This is an interesting question for many, and a problematic question for some. For most large IT organizations, the most often-cited answer is, “We’re concerned about security, especially customer-sensitive or business-critical information.” Here we will address that issue from a somewhat historical viewpoint, but also talk about the trends and upsides we believe will shape this question in the coming years.
It’s quite clear that many of the issues and concerns about the cloud are abating. A Gartner research report that presented its IT predictions for 2012 and beyond stated, “At year-end 2016, more than 50 percent of Global 1000 companies will have stored customer-sensitive data in the public cloud.”
Like many things, sometimes what we think is new (the cloud) isn’t really so new after all. In the ’70s, many companies couldn’t afford their own computers (mainframes). So they connected, often through dial-up, to these large systems in other data centers. It wasn’t called “the cloud”; it was called “time-sharing.” Important and critical information for companies was “out there” on someone else’s computers. Since then, security of shared and managed resources has always been a priority for the provider of those resources.
Data storage in the cloud probably isn’t perfect for every application. There can be compelling reasons, sometimes contractual ones, where on-premise storage is an absolute requirement. There can be instances where the required latency or speed of certain transactions require a non-cloud solution. However, there are few data warehouse situations where blinding submillisecond speeds are required. When it comes to the business of data warehousing and analytics, there are many environments where the cloud could be used as a very cost-effective solution.

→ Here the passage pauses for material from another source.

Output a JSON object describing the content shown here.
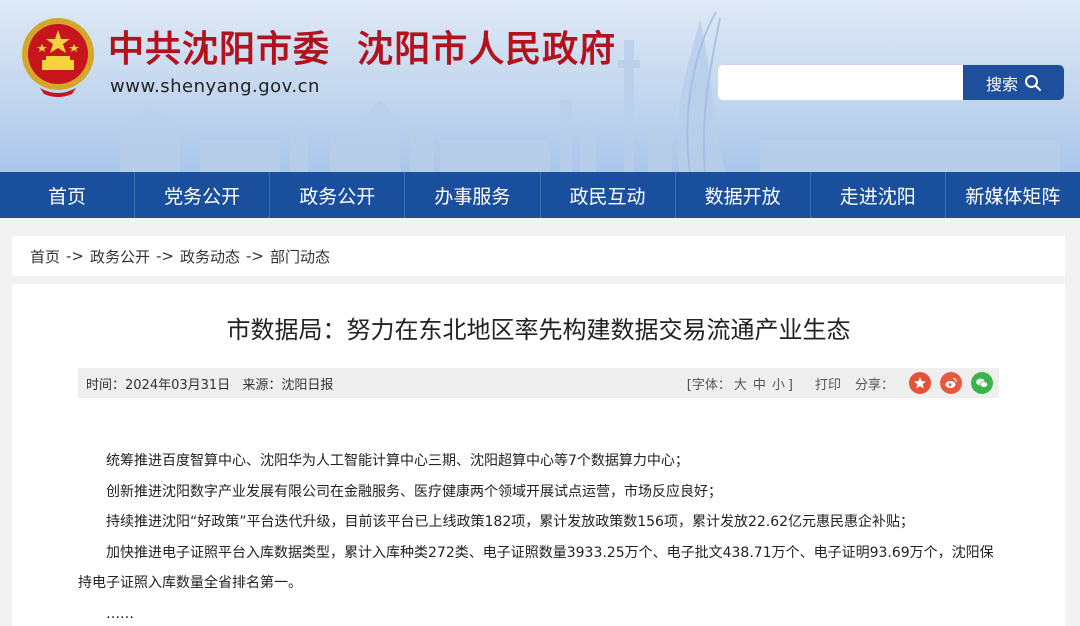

Security is an interesting discussion. While organizations may feel more secure having those hard disks and servers down the hall, the argument could also be made that putting that data in the hands of a company whose very existence depends on its ability to provide stable and secure environments is about as risk-free as you can get. Large cloud providers, with their powerful security teams, are probably more skilled at security and compliance than the handful of security professionals at your company.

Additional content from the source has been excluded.